If there is still no progress after these initial steps, then one party (the “First Party”) can make an offer to buy out the other party (the “Second Party”) for a stated price. The Second Party can then accept the purchase offer, or turn it around and buy the First Party out pursuant to the same terms! It requires the First Party to make a good offer price, of they may find themselves needing to sell at the too-low price. This method is sometimes called a “Russian Roulette” provision and is dramatic, but effective and quick. Of course this method favors the party with the most information about the Company (perhaps knowing what would be a good purchase price, and if it is worth the amount being offered or not), and the party that has the most liquid cash.
Of course, there are other ways to solve a Deadlock through the sale/purchase of the ownership, like having sealed bids for the purchase and the highest bidder buys out the other owner at that highest price (likely the same result with respect to knowledge about the Company and amount of money), or perhaps a sealed bid where the highest bidder buys out the lowest bidder at that lowest bid price. In the last example, the owner who puts the highest value on the Company wins.
Don’t forget to keep in a provision that the Company should continue to operate in the ordinary course during the time the owners work through the deadlock. Just because they have a disagreement about one part of the business, the other parts shouldn’t be ignored.

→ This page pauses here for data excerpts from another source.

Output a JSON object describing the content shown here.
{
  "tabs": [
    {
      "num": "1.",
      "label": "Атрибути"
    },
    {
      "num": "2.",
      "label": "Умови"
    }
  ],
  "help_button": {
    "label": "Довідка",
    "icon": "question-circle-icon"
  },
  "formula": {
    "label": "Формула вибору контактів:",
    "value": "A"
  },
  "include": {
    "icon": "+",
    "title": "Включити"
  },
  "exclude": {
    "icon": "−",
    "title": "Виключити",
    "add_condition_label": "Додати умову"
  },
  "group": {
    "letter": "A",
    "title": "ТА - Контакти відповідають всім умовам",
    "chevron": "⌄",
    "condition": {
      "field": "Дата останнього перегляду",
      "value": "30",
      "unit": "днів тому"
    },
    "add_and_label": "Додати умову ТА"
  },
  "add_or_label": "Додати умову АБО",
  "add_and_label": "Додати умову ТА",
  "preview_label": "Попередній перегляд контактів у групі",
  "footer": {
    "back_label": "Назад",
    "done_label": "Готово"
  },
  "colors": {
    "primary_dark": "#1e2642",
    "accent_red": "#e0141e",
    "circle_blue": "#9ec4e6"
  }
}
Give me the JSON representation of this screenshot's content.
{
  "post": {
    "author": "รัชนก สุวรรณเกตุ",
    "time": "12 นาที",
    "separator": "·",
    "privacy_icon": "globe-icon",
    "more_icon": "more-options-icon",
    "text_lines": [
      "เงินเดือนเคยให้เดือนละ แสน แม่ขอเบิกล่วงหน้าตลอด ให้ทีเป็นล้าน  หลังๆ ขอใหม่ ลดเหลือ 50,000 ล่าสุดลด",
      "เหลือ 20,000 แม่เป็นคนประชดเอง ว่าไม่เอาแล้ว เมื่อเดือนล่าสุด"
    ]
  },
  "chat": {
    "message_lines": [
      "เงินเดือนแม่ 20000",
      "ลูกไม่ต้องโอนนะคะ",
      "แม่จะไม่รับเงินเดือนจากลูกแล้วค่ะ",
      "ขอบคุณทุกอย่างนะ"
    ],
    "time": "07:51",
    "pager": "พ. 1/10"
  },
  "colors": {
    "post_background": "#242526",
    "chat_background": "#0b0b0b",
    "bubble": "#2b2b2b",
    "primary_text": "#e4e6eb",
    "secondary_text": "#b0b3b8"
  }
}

Finally, to drill in the point that this is important, if you don’t have a deadlock provision, it’s possible that the Company is not able to operate at all. If you have two owners who both participate in management, and they don’t agree on basic business terms, the Company can’t function. The Company may be able to continue to execute and perform its “ordinary” work, but can’t make other decisions – fire/hire key employees, move office locations even if rent triples, stop making the widgets that lose money. If you are working through an LLC entity, in most states, a member doesn’t have the right to withdraw from the Company. In that case, because the dissenting member must remain a member, he/she/it cannot go out and compete against the Company like he/she/it wants. That Member is bound to, and with, the Company.
Some states, like Delaware, offer a remedy to judicially dissolve the Company, but only when “it is not reasonably practicable to carry on the business.” It is granted sparingly. The best solution is to think through all factors carefully before taking any action.